The Court of Milan Business Chamber “A” recently issued a decision in a case in which Chanel was sued in relation to its “Latin Lover” advertising campaign of 2010 (decision no. 11375/2014 of 29 September 2014). The plaintiff Latin Lover s.r.l., active in the “sports, youth and cheap clothing” field and owner of the homonymous registered trademark, claimed that the latter was infringed by the photographic campaign at issue, used by Chanel to advertise its own branded products.

In this judgment, the Panel finds that no violation has been committed by Chanel, in the light of the following – briefly explained – considerations:

  • Chanel had marked their products with their own brand and not with the Latin Lover brand (which merely gave name to the advertising campaign).

In essence, the Court seems to implicitly say that this kind of use does not constitute the use of the trademark “in the economic activity … for goods or services“, as required by art. 20 of the Italian Intellectual Property Code (“IPC”) for there to be an infringement.

  • The wording of the plaintiff’s trademark, i.e. the term “Latin Lover”, is extremely weak, as it is widely used in the industry as evocative of elegant and “elite” clothing.

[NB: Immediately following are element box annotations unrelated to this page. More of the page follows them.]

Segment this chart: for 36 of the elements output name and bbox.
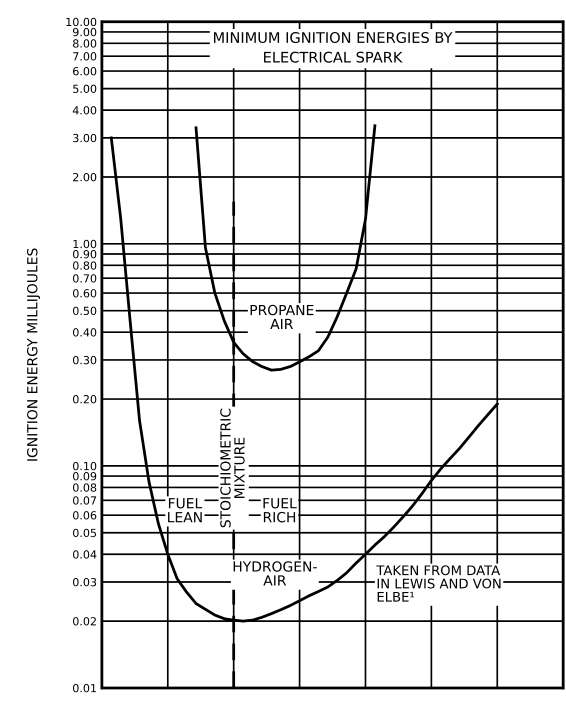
y-tick-label: 0.03 — [73, 578, 96, 586]
y-tick-label: 0.04 — [73, 550, 96, 559]
annotation: FUEL LEAN — [168, 498, 202, 522]
y-tick-label: 0.30 — [73, 356, 96, 364]
y-tick-label: 0.05 — [73, 528, 96, 538]
y-tick-label: 7.00 — [73, 52, 96, 61]
y-tick-label: 0.40 — [73, 328, 96, 337]
y-tick-label: 0.02 — [73, 617, 96, 626]
y-tick-label: 0.06 — [73, 511, 96, 520]
y-tick-label: 3.00 — [73, 134, 96, 142]
y-tick-label: 0.10 — [73, 462, 96, 470]
y-tick-label: 6.00 — [73, 67, 96, 76]
annotation: STOICHIOMETRIC MIXTURE — [220, 408, 245, 528]
text: MINIMUM IGNITION ENERGIES BY ELECTRICAL SPARK — [214, 32, 452, 63]
y-tick-label: 0.07 — [73, 496, 96, 505]
y-tick-label: 0.80 — [73, 261, 96, 270]
y-tick-label: 0.09 — [73, 472, 96, 480]
y-axis-title: IGNITION ENERGY MILLIJOULES — [27, 248, 40, 461]
annotation: TAKEN FROM DATA IN LEWIS AND VON ELBE¹ — [376, 565, 501, 602]
y-tick-label: 2.00 — [73, 172, 96, 182]
y-tick-label: 0.08 — [73, 483, 96, 492]
annotation: FUEL RICH — [264, 498, 297, 522]
y-tick-label: 8.00 — [73, 39, 96, 48]
y-tick-label: 10.00 — [66, 18, 96, 26]
annotation: HYDROGEN- AIR — [234, 561, 317, 586]
annotation: PROPANE AIR — [250, 304, 314, 330]
y-tick-label: 0.70 — [73, 274, 96, 283]
y-tick-label: 0.90 — [73, 250, 96, 258]
y-tick-label: 5.00 — [73, 84, 96, 93]
y-tick-label: 9.00 — [72, 28, 96, 36]
y-tick-label: 0.01 — [73, 684, 96, 692]
y-tick-label: 0.50 — [73, 306, 96, 316]
y-tick-label: 1.00 — [74, 240, 96, 248]
y-tick-label: 4.00 — [72, 106, 96, 115]
y-tick-label: 0.60 — [73, 289, 96, 298]
y-tick-label: 0.20 — [73, 395, 96, 404]
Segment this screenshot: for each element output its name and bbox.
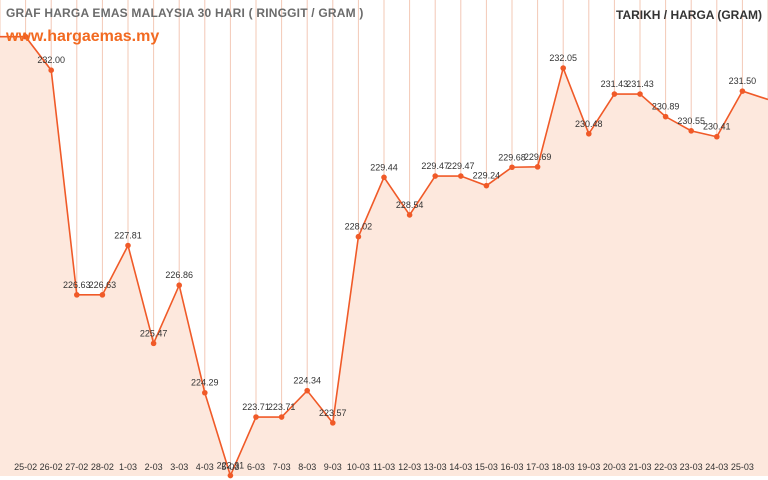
x-tick-label: 26-02: [40, 462, 63, 472]
data-label: 231.43: [601, 79, 629, 89]
data-label: 229.69: [524, 152, 552, 162]
data-label: 223.71: [242, 402, 270, 412]
x-tick-label: 17-03: [526, 462, 549, 472]
data-label: 229.24: [473, 171, 501, 181]
x-tick-label: 8-03: [298, 462, 316, 472]
data-point: [253, 414, 259, 420]
data-label: 223.57: [319, 408, 347, 418]
data-label: 229.44: [370, 162, 398, 172]
x-tick-label: 11-03: [373, 462, 395, 472]
x-tick-label: 19-03: [577, 462, 600, 472]
data-point: [125, 242, 131, 249]
x-tick-label: 22-03: [654, 462, 677, 472]
x-tick-label: 9-03: [324, 462, 342, 472]
data-label: 227.81: [114, 230, 142, 240]
x-tick-label: 12-03: [398, 462, 421, 472]
data-label: 226.63: [89, 280, 117, 290]
data-label: 222.31: [217, 461, 245, 471]
x-tick-label: 28-02: [91, 462, 114, 472]
x-tick-label: 16-03: [500, 462, 523, 472]
data-point: [330, 420, 336, 426]
data-label: 226.63: [63, 280, 91, 290]
x-tick-label: 15-03: [475, 462, 498, 472]
data-label: 230.41: [703, 122, 731, 132]
data-label: 230.89: [652, 102, 680, 112]
site-link[interactable]: www.hargaemas.my: [6, 28, 160, 45]
data-label: 230.55: [677, 116, 705, 126]
data-point: [432, 173, 439, 179]
x-tick-label: 3-03: [170, 462, 188, 472]
data-label: 229.47: [447, 161, 475, 171]
data-label: 231.43: [626, 79, 654, 89]
data-point: [202, 389, 208, 396]
x-tick-label: 25-02: [14, 462, 37, 472]
x-tick-label: 24-03: [705, 462, 728, 472]
data-label: 229.68: [498, 152, 526, 162]
data-point: [688, 128, 694, 134]
data-point: [355, 233, 362, 240]
data-point: [611, 91, 618, 97]
data-point: [714, 133, 720, 140]
data-label: 232.00: [37, 55, 65, 65]
x-tick-label: 27-02: [65, 462, 88, 472]
x-tick-label: 23-03: [680, 462, 703, 472]
x-tick-label: 10-03: [347, 462, 370, 472]
data-point: [637, 91, 643, 97]
data-label: 230.48: [575, 119, 603, 129]
data-point: [381, 174, 387, 181]
x-tick-label: 20-03: [603, 462, 626, 472]
data-point: [278, 414, 285, 420]
data-label: 224.34: [293, 376, 321, 386]
x-tick-label: 14-03: [449, 462, 472, 472]
data-point: [48, 67, 54, 74]
x-tick-label: 21-03: [628, 462, 651, 472]
data-label: 228.02: [345, 222, 373, 232]
data-label: 224.29: [191, 378, 219, 388]
data-point: [150, 340, 157, 347]
data-point: [74, 292, 80, 298]
data-point: [304, 387, 311, 394]
x-tick-label: 2-03: [145, 462, 163, 472]
data-point: [534, 164, 541, 170]
x-tick-label: 5-03: [221, 462, 239, 472]
x-tick-label: 13-03: [424, 462, 447, 472]
data-point: [509, 164, 515, 171]
data-label: 228.54: [396, 200, 424, 210]
x-tick-label: 6-03: [247, 462, 265, 472]
data-label: 225.47: [140, 328, 168, 338]
x-tick-label: 25-03: [731, 462, 754, 472]
area-fill: [0, 36, 768, 476]
x-tick-label: 18-03: [552, 462, 575, 472]
data-point: [406, 212, 413, 218]
data-point: [662, 113, 669, 120]
x-tick-label: 4-03: [196, 462, 214, 472]
data-label: 232.05: [549, 53, 577, 63]
data-label: 223.71: [268, 402, 296, 412]
data-point: [227, 472, 234, 479]
chart-title: GRAF HARGA EMAS MALAYSIA 30 HARI ( RINGG…: [6, 6, 364, 20]
data-point: [458, 173, 464, 179]
data-point: [22, 33, 29, 40]
data-point: [739, 88, 746, 94]
legend-label: TARIKH / HARGA (GRAM): [616, 8, 762, 22]
data-point: [176, 282, 182, 289]
data-label: 226.86: [165, 270, 193, 280]
data-point: [560, 65, 566, 71]
data-label: 231.50: [729, 76, 757, 86]
data-point: [483, 182, 490, 189]
data-label: 229.47: [421, 161, 449, 171]
x-tick-label: 1-03: [119, 462, 137, 472]
data-point: [586, 130, 592, 137]
data-point: [99, 292, 106, 298]
x-tick-label: 7-03: [273, 462, 291, 472]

In this regard, the Court, taking for granted the wide use of the trademark in the clothing sector, confirms the case-law according to which brands that are not particularly original, in respect to those commonly adopted in a specific sector, are weak.

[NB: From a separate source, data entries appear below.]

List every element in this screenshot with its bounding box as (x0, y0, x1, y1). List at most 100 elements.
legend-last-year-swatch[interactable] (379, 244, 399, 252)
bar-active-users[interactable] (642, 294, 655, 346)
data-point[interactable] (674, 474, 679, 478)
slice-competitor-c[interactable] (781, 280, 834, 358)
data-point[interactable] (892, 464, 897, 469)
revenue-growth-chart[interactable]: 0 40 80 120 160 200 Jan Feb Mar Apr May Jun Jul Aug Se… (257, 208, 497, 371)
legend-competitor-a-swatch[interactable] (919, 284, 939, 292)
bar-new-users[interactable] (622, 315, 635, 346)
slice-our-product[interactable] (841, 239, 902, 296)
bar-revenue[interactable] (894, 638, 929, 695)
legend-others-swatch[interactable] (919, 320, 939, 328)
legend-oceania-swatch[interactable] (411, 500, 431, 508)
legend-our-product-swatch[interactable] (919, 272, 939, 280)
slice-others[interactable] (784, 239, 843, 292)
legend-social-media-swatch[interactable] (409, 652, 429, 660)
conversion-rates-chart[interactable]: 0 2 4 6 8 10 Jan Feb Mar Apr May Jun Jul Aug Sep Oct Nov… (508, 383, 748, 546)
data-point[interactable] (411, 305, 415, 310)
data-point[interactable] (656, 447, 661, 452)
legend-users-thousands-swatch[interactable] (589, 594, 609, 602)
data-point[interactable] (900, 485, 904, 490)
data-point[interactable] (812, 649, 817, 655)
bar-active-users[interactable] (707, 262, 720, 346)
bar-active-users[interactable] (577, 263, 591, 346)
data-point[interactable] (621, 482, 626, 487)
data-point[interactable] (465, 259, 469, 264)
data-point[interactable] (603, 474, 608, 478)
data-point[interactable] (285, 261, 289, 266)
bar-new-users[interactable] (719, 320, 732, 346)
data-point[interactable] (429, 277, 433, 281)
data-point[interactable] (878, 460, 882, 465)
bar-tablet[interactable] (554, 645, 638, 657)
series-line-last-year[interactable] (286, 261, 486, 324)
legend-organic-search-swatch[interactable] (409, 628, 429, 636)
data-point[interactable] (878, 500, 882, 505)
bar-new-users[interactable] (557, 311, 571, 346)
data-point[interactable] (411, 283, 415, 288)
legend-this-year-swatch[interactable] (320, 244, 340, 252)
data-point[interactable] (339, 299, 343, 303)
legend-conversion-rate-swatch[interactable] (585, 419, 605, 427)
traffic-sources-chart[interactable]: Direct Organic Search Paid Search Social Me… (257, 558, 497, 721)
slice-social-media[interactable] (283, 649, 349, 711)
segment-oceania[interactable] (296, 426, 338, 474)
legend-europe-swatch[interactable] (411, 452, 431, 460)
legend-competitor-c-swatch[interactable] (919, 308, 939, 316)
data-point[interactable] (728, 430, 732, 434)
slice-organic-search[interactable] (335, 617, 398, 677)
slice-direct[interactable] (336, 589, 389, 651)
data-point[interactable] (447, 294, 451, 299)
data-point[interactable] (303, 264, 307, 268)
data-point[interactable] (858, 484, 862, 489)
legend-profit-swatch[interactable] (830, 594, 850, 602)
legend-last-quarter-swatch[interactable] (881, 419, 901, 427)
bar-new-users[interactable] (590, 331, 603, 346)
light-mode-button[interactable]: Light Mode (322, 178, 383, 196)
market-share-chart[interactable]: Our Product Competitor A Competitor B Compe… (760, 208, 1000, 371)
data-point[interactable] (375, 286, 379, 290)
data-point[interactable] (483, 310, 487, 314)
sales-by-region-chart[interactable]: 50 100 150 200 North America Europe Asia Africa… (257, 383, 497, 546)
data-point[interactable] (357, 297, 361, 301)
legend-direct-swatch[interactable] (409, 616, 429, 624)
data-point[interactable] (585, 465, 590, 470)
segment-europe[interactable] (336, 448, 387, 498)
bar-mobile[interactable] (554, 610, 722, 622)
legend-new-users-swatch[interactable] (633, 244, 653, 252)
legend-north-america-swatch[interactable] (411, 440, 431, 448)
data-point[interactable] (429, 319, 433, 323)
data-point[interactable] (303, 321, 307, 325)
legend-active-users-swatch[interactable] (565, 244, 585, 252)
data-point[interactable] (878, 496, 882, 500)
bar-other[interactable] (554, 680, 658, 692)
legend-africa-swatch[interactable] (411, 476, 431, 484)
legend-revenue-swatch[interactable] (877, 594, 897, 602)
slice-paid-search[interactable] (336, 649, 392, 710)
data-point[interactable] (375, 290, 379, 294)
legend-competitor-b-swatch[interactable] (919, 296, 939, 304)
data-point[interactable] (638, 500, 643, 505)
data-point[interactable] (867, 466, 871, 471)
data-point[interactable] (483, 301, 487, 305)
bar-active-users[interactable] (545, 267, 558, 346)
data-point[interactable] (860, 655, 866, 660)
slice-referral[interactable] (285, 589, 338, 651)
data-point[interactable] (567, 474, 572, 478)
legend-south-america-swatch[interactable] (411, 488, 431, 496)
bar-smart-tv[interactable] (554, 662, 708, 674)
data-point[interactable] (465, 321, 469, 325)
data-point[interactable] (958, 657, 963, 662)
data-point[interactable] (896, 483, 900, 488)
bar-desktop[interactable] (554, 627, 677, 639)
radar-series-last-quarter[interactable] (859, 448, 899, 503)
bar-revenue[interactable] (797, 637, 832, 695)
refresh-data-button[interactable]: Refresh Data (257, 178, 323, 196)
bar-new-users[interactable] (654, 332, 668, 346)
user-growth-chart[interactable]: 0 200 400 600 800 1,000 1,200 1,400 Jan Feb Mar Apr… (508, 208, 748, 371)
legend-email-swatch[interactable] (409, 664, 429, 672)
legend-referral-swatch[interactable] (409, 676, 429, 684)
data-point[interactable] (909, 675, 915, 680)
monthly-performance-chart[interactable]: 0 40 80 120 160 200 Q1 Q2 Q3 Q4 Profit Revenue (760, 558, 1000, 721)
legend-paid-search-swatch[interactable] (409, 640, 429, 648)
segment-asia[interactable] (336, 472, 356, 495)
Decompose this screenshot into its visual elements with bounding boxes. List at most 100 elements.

  • As the parties work in very different sections of the market (sports, youth and economic clothing – elegant and expensive clothing) the likelihood of confusion or association between the products of the same is, in practice, to be excluded.

In this regard, the Court appears to apply the rule set forth in art. 20(1)(b) IPC, according to which infringement occurs when an “identical or similar” trademark is used to mark other people’s “identical or similar” products, “if the identity or similarity between the signs and the identity or similarity between the products or services may create a risk of confusion for the public, which may also consist of a likelihood of association between the two trademarks“. However, it is not explained why this rule would apply instead of art. 20(1)(a) IPC, which prohibits the use of “a sign identical to the trademark for goods or services identical to those for which it was registered” without requiring the existence of any risk of confusion or association.